Established in 2006 by Bill Ackman ’88, M.B.A. ’92, and his wife, Karen Ackman, M.L.A. ’93, the Pershing Square Foundation supports organizations that tackle social issues.
“Supporting innovation and new approaches to creating sustainable change is a vital part of what the Pershing Square Foundation was established to do,” said Ackman, CEO and portfolio manager of Pershing Square Capital Management LP. “Understanding the foundations of human behavior is a key to improving people’s health, wealth, and security around the globe. We are inspired by the potential of Harvard’s initiative.”
Importantly, Laibson said, FHB has been built as an interdisciplinary project, designed to incorporate scholars across all of Harvard and tap the full depth of expertise and innovation — among both faculty and doctoral students — on campus.
“We are not narrowing the questions,” he said. “We want the community of scholars at Harvard — faculty and students — to generate questions that excite them: questions they think are important, ideas they think are path-breaking.”
To count Rabin among those faculty members, Laibson said, is an extraordinary privilege.
“We couldn’t ask for a better first appointment,” he said. “He’s one of the most eminent economic theorists in the world, and his work symbolizes and represents this interdisciplinary approach. He embodies the theme of crossing disciplinary boundaries. His entire career has been about bridging the gap between social psychology, cognitive psychology, and economics.”
After receiving his Ph.D. from the Massachusetts Institute of Technology (MIT) in 1989, Rabin joined the faculty of the University of California, Berkeley, as an assistant professor. He was promoted to full professor in 1999, eventually becoming the Edward G. and Nancy S. Jordan Professor of Economics. He also serves as the director of the Program in Psychological Economics.

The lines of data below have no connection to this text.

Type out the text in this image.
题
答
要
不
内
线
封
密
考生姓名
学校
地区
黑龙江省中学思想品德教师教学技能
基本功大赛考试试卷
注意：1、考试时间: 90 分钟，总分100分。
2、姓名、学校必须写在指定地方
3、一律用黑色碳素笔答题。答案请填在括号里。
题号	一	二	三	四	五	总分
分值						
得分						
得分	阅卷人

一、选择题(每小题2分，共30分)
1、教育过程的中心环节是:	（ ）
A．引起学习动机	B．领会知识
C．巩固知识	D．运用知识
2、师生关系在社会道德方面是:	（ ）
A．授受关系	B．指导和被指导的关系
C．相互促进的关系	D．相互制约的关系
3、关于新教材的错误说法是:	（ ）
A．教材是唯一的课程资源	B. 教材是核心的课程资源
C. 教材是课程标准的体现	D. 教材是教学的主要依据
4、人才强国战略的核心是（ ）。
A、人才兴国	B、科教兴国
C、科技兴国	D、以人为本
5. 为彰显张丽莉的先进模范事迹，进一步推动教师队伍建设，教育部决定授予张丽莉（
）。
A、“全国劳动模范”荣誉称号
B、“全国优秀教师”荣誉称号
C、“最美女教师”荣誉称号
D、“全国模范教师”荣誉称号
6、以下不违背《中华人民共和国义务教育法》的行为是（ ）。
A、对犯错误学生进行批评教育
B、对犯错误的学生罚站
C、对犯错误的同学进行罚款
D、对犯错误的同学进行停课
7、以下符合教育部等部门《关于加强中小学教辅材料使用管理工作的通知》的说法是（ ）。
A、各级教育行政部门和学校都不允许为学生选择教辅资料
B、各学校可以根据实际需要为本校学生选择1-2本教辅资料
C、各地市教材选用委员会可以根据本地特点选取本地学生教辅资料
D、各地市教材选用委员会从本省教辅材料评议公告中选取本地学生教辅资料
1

A member of the Russell Sage Foundation Behavioral Economics Roundtable and of the Program Committee, Eighth World Congress of the Econometric Society, Rabin held a visiting position at the London School of Economics in 2000-01 and has served as a Taussig Research Professor at Harvard.
Rabin has been named an Alfred P. Sloan Research Fellow, a MacArthur Foundation Fellow (2001-05), and an Econometric Society Fellow. He has also received an Outstanding Teaching Award from the Graduate Economics Association at the University of California, Berkeley, and the John Bates Clark Medal from the American Economic Association. The Clark is second only to the Nobel Prize in the field of economics.